A legislação brasileira estabelece – como regra – a ampla publicidade dos processos judiciais, ou seja, qualquer pessoa pode ter acesso às informações e documentos que estão no processo.

As exceções à publicidade estão indicadas para hipóteses expressas de direito de família ou para situações relacionadas a “interesse social” ou “intimidade”, o que exige análise do juiz no caso concreto, até porque são termos vagos; não possuem conceito delineado.

Na prática forense, dia a dia dos tribunais, apenas os processos de família tramitam em segredo de justiça. Raramente, as partes requerem o sigilo nos casos que envolvem análise judicial de presença de “interesse social” ou “intimidade”. 

O tema é amplo. Há muitas possibilidades de decretação de sigilo em casos que não envolvem direito de família. Este artigo limita-se a situação recorrente: processos que envolvem descrição de doença da parte e a importância do sigilo processual.

Dispõe o art. 5º, inciso LX, da Constituição Federal que “a lei só poderá restringir a publicidade dos atos processuais quando a defesa da intimidade ou o interesse social o exigirem.” 

Na mesma linha, o art. 189 do Código de Processo Civil-CPC dispõe: “Os atos processuais são públicos. Tramitam em segredo de justiça os processos: I – em que o exija o interesse público ou social; II – que dizem respeito a casamento, filiação, separação dos cônjuges, conversão desta em divórcio, alimentos e guarda de menores; III – em que constem dados protegidos pelo direito constitucional à intimidade (…)” 
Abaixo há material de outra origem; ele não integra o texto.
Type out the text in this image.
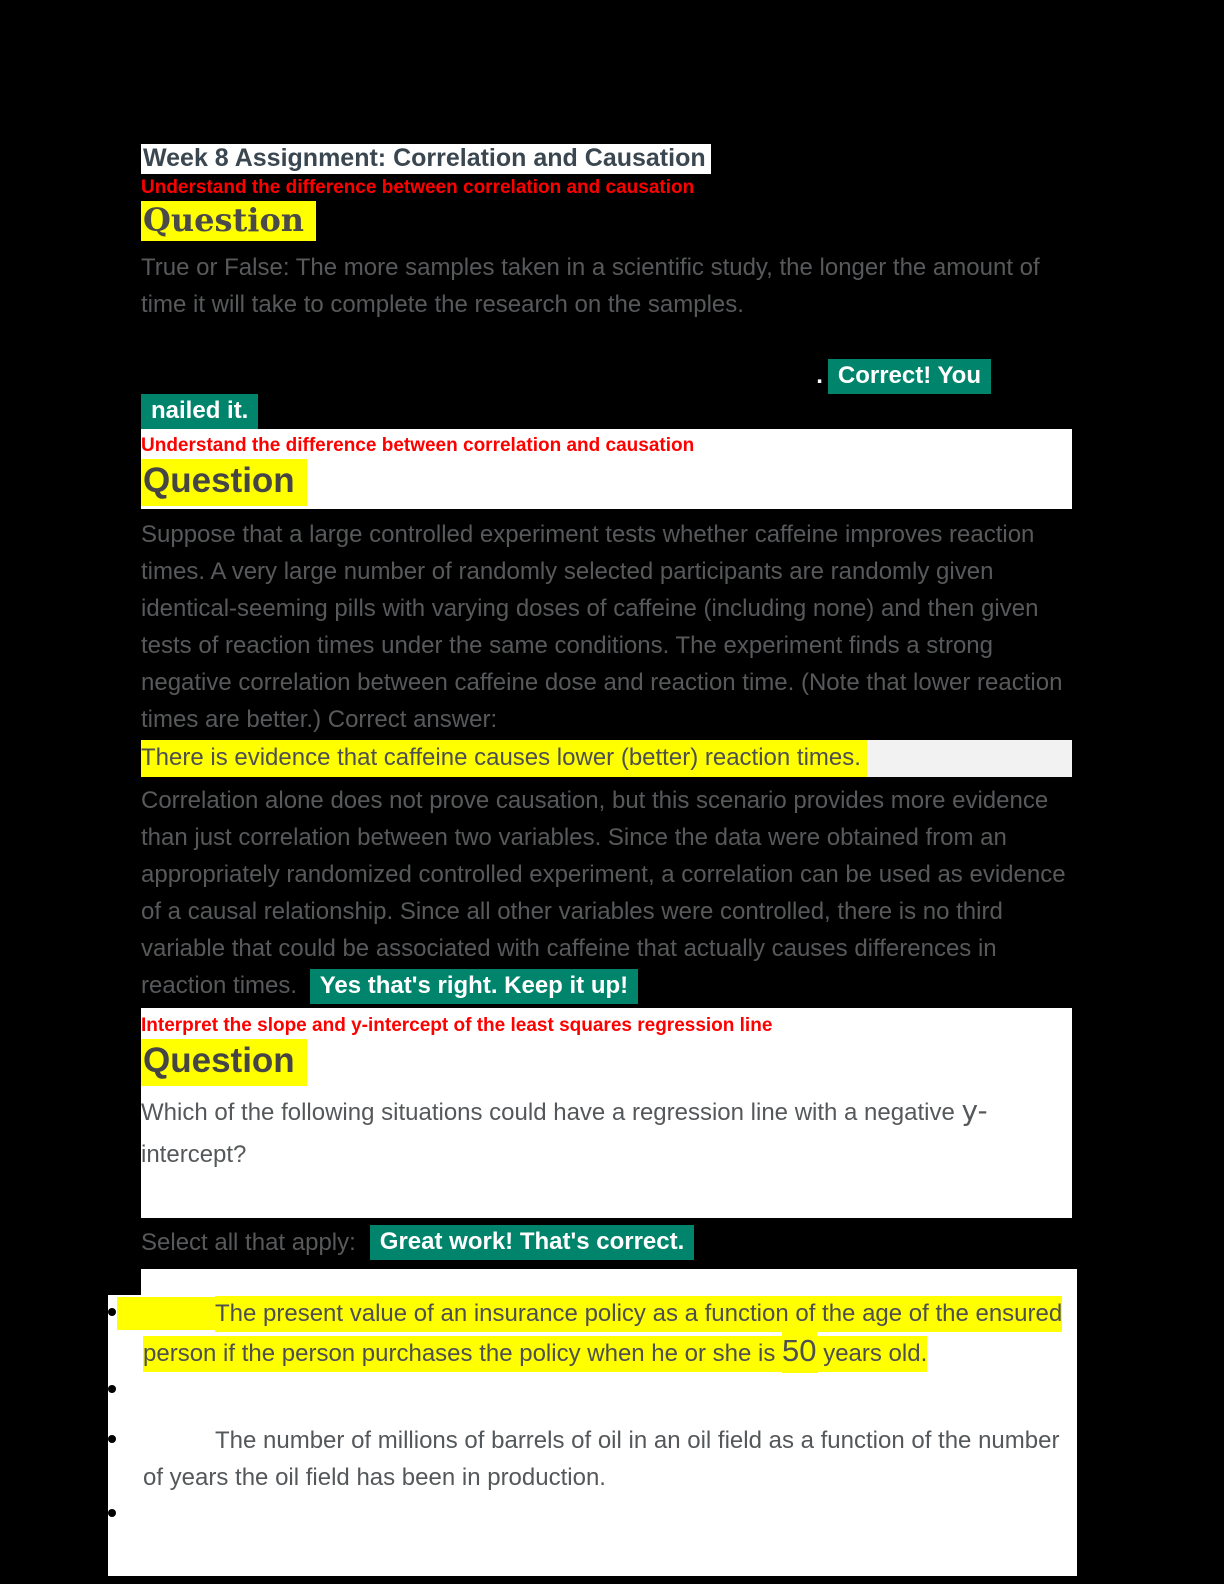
Week 8 Assignment: Correlation and Causation
Understand the difference between correlation and causation
Question
True or False: The more samples taken in a scientific study, the longer the amount of time it will take to complete the research on the samples.
. Correct! You
nailed it.
Understand the difference between correlation and causation
Question
Suppose that a large controlled experiment tests whether caffeine improves reaction times. A very large number of randomly selected participants are randomly given identical-seeming pills with varying doses of caffeine (including none) and then given tests of reaction times under the same conditions. The experiment finds a strong negative correlation between caffeine dose and reaction time. (Note that lower reaction times are better.) Correct answer:
There is evidence that caffeine causes lower (better) reaction times.
Correlation alone does not prove causation, but this scenario provides more evidence than just correlation between two variables. Since the data were obtained from an appropriately randomized controlled experiment, a correlation can be used as evidence of a causal relationship. Since all other variables were controlled, there is no third variable that could be associated with caffeine that actually causes differences in reaction times. Yes that's right. Keep it up!
Interpret the slope and y-intercept of the least squares regression line
Question
Which of the following situations could have a regression line with a negative y-intercept?
Select all that apply:	Great work! That's correct.
The present value of an insurance policy as a function of the age of the ensured person if the person purchases the policy when he or she is 50 years old.
The number of millions of barrels of oil in an oil field as a function of the number of years the oil field has been in production.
O Estatuto da Criança e do Adolescente (Lei nº 8.069) também trata da matéria. A preocupação não se limita aos processos judiciais O art. 143 protege, de modo amplo, direitos da personalidade da criança e do adolescente (imagem e privacidade): “Art. 143. Preservar-se-á o sigilo a fim de proteger a imagem da criança e do adolescente, a fim de evitar sua exposição a situações constrangedoras ou que possam lhes trazer consequências futuras, garantindo-se assim, a proteção integral de sua privacidade e identidade nos processos judiciais ou administrativos.” 

Como se vê, ao lado da importância da publicidade dos atos processuais, existe preocupação normativa com a tutela do que os juristas denominam direitos da personalidade – privacidade, intimidade, dados pessoais, honra etc. 

Aliás, os direitos da personalidade, na medida em que são projeções da dignidade da pessoa humana, possuem proteção direta e autônoma – não necessariamente vinculada a questões processuais.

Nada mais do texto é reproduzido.